Iron “fit” is planned to sense and overcome the incoming threats before making any contact with it by following radar and electro-optical sensors with quick-reaction interceptors. The technical pitch in the Bradley context has remained the same, namely, relatively low weight, small size in terms of installation, and coverage that is designed to deal with the type of close-in, high-tempo threat environment that armored infantry has had to deal with. That is rocket-propelled grenades, guided anti-armor missiles, but also the ever-growing list of aerial and top-down threats that the vehicle was not initially designed to deal with. The design aim of Iron Fist is wide-spanning: hemispherical 360 coverage and an engagement concept that interferes or neutralizes the incoming projectile with the help of an interceptor that explosively detonates close to the target.
The argument of that, fit is not abstract. The previous Army assessments of integrability of an APS paid much attention to whether it would be possible to implement the APS without forcing the Bradley into the operational penalty that offset the protection gains- turret balance issues, power availability, maintainability, and crew workload. During live-fire test, the Iron Fist Light Decoupled system proved to be more durable and effective with Maj. Gen. Glenn Dean stating that “The Army is very pleased with the improved performance of this system.” He said, “The software improvements since 2018 are more consistent and stable.” The interceptors installed on the system aim to be exploded next to an object of threat and not on the vehicle itself, which should minimize the secondary impact on both the platform and troops.

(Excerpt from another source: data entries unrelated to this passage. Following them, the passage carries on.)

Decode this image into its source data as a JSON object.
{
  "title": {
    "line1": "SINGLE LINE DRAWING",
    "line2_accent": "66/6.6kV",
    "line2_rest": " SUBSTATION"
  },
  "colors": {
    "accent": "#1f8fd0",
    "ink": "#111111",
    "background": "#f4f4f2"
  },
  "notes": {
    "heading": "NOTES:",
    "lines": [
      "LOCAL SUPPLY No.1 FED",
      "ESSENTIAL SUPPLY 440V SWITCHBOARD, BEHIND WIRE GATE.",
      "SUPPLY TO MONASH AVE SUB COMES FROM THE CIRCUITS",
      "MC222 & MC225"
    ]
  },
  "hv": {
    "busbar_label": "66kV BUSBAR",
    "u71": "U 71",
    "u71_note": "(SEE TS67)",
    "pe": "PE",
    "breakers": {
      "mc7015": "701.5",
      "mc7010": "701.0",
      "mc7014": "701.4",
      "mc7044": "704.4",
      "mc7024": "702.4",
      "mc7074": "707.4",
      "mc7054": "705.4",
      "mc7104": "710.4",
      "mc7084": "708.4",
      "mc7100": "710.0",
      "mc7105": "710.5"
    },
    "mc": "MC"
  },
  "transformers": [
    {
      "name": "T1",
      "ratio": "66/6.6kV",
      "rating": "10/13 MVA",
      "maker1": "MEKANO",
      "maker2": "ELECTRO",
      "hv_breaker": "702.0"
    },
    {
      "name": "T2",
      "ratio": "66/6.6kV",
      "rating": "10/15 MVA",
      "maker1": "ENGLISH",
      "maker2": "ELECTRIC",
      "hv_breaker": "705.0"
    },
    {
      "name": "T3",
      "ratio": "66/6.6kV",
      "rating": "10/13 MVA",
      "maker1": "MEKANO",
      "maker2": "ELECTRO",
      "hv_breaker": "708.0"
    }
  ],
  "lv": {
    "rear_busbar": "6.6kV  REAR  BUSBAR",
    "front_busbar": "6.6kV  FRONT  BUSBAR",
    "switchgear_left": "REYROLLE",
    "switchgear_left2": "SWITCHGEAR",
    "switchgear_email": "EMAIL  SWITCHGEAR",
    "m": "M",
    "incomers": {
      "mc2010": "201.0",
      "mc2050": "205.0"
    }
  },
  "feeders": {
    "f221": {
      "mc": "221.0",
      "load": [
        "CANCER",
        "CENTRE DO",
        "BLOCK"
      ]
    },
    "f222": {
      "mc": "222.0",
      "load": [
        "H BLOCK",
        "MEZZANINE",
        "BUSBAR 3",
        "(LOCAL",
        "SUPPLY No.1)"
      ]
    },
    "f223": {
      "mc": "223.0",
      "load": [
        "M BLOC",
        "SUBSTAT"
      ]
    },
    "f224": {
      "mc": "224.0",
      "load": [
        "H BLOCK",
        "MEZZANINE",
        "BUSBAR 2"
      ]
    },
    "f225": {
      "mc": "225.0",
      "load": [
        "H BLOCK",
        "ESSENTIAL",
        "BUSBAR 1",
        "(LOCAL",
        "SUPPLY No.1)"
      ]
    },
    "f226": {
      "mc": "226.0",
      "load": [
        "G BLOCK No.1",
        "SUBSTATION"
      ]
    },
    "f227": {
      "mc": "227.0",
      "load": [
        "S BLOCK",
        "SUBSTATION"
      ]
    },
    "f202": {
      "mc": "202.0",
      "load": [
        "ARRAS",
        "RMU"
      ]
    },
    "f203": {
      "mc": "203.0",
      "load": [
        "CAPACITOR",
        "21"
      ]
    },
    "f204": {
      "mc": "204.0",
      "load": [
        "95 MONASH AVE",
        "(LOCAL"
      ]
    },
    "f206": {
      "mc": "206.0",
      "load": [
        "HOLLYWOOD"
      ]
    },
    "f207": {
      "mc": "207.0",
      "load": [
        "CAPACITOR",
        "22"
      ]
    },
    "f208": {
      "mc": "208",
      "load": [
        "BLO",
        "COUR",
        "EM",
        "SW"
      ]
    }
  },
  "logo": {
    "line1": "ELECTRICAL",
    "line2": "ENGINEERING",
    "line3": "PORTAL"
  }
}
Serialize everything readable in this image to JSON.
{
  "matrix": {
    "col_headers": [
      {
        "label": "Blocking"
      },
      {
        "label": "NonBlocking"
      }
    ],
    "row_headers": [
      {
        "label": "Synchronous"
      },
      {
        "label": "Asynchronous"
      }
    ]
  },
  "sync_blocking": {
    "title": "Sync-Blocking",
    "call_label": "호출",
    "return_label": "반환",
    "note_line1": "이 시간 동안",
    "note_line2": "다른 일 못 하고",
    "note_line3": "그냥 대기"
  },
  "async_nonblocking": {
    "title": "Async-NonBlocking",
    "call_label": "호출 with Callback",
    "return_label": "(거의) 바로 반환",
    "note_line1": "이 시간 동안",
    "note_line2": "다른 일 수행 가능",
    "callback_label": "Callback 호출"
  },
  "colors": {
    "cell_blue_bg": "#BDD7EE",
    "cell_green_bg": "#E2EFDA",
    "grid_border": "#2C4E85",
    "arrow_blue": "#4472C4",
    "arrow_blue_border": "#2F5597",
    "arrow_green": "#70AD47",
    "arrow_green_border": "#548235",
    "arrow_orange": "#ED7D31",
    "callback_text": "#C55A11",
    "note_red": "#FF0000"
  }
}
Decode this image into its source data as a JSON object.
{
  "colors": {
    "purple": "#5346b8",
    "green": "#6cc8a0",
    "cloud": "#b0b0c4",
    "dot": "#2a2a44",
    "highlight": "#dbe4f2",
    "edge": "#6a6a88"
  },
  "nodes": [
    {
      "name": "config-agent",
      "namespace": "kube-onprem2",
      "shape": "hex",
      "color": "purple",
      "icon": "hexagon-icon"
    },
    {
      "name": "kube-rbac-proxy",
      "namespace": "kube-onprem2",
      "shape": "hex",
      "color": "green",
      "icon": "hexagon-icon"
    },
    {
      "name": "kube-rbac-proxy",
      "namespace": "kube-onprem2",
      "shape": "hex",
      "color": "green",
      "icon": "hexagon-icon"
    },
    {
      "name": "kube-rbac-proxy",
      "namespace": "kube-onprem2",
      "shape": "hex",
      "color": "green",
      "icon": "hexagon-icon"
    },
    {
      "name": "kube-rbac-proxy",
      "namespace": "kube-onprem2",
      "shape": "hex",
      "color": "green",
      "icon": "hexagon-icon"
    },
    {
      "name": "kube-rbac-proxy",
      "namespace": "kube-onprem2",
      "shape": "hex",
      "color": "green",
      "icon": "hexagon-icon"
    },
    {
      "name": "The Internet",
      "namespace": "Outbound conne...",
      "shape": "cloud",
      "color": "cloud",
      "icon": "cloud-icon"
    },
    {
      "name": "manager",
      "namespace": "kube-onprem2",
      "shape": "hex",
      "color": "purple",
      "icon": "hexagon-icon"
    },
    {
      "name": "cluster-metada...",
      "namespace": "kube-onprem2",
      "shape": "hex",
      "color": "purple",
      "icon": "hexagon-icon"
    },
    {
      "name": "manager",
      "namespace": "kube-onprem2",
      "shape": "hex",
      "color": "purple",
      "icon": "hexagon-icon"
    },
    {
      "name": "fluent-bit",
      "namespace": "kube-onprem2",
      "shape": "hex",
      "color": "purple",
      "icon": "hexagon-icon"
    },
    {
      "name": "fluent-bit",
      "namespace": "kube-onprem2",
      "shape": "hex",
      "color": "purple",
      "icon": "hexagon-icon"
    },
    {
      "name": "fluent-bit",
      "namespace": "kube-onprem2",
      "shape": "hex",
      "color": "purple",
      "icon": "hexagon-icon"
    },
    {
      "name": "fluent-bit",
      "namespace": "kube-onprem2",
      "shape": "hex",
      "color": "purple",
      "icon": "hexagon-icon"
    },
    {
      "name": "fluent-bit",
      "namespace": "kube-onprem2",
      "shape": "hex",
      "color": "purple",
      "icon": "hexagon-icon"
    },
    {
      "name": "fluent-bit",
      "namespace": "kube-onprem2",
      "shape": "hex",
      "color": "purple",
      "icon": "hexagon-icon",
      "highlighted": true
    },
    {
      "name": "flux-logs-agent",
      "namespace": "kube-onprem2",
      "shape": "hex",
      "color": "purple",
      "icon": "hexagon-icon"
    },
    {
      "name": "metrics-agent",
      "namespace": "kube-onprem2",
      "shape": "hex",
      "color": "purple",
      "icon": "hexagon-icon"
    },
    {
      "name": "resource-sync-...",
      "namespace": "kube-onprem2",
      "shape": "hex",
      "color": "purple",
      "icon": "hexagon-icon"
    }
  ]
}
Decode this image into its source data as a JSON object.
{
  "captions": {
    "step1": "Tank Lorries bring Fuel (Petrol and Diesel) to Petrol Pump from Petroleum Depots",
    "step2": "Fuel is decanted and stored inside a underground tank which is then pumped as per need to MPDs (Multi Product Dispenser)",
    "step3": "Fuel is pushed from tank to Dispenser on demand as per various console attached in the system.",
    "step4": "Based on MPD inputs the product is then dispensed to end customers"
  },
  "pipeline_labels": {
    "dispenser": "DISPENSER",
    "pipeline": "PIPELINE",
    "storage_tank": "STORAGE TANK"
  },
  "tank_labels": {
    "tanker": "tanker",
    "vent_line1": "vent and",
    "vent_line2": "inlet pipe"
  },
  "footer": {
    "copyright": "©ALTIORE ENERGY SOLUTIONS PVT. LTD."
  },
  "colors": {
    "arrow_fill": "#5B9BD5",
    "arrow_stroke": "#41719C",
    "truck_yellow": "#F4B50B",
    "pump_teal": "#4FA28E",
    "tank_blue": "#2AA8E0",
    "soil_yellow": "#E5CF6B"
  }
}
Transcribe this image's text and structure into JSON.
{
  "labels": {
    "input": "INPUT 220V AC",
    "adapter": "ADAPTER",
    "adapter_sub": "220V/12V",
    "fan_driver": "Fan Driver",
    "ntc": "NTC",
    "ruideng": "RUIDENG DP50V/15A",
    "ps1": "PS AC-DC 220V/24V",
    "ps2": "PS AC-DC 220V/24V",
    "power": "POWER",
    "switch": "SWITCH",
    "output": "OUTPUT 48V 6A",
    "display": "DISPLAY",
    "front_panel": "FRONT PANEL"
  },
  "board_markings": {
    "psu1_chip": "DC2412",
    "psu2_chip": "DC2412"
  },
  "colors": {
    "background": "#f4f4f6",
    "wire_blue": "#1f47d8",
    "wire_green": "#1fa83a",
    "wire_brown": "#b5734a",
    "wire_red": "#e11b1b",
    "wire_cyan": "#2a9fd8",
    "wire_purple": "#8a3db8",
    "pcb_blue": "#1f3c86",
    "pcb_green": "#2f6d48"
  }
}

It is also through the choice that APS has come a long way, out of being an exotic addition, to a fundamental design assumption. The hard-kill system exists in a complex intermediate between armored systems and electronic countermeasures: it requires sensors able to categorize threats within seconds, algorithms capable of not wasting shots on misses, and effectors capable of countering the incoming round without posing an intolerable risk to the vehicle. The broader family of Iron Fist has been offered on other platforms beyond the Bradley, as CV90 variants and other armored vehicles meaning that modern APS is being considered more of a modular equipment and not a one-off.
There is a second plotline running under the iron fist option: the vehicle the Army has is still the Bradley, as it attempts to construct the vehicle it desires. Replacement programs have failed several times and the XM30 program is designed to avoid much of those historical traps with open architecture, automation and power growth being built into it. The Bradley, in its turn, will have to “buy back” headroom where it is possible, by adding enhancements to the engines and the transmission, improving cooling and electrical systems, and digital backbones that can accommodate new sensors and defensive suites without necessarily compelling ongoing rework.
At that, fielding Iron Fist is a step in a direction with an advantage of an engineer. It will provide a reactive layer that will allow the Bradley to remain applicable to more aggressive missions, but will also fit in the longer-term trend of the Army toward modular protection structures, including modular active protection system (MAPS) approach.
The Bradley might be well over its tapers, but the choice demonstrates that the Army is still eager to invest the effort of integration in the location where the vehicle sells the most survivability per pound- and where the vehicle can actually assimilate the modification.